Create and populate A and B
Create a third intermediate vector, I
Copy the contents of B into I
For each element a_j of A, which contains j elements, search I for the element a_j; If the element is found in I, remove it
Finally, the code to remove an individual element can be found here:
How do I remove an item from a stl vector with a certain value?

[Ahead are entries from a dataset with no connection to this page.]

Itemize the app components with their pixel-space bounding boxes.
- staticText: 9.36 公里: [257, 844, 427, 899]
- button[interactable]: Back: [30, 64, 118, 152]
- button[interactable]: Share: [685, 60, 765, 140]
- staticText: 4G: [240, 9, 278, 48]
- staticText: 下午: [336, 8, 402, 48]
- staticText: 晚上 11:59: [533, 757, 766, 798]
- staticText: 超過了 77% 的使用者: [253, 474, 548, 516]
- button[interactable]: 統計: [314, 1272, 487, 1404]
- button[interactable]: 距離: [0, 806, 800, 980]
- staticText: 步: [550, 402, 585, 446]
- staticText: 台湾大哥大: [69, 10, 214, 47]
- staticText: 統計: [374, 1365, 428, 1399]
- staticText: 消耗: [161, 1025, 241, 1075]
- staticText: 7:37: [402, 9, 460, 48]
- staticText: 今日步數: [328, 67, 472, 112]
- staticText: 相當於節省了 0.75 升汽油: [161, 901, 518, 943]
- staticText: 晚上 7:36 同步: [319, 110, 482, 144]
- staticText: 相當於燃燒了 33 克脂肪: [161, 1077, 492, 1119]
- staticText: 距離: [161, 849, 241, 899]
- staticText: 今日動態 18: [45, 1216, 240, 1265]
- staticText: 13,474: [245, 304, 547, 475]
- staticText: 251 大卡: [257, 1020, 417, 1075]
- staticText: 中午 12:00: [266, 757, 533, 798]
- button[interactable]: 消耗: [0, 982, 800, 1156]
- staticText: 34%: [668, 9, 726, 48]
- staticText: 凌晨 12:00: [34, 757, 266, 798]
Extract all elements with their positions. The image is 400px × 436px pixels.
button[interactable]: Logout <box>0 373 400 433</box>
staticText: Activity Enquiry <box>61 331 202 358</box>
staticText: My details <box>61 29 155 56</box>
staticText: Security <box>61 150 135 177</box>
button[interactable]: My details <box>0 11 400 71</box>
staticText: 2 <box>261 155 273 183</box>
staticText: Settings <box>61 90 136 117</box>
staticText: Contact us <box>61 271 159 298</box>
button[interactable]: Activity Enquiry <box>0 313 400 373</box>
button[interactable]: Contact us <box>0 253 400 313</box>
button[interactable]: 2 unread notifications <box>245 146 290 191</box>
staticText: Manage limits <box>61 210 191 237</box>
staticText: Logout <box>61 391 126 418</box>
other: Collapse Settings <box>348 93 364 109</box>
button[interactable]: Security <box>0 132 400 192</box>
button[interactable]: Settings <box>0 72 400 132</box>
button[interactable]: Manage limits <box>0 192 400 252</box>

And the code to search for an item is here:
How to find if an item is present in a std::vector?
Good luck!
Here's a more "hands-on" in-place method that doesn't require fancy functions nor do the vectors need to be sorted:
#include <vector>
template <class TYPE>
void remove_intersection(std::vector<TYPE> &items, const std::vector<TYPE> &items_to_remove)
{
for (int i = 0; i < (int)items_to_remove.size(); i++) {
for (int j = 0; j < (int)items.size(); j++) {
if (items_to_remove[i] == items[j]) {
items.erase(items.begin() + j);
j--;//Roll back the iterator to prevent skipping over
}
}
}
}
If you know that the multiplicity in each set is 1 (not a multiset), then you can actually replace the j--; line with a break; for better performance.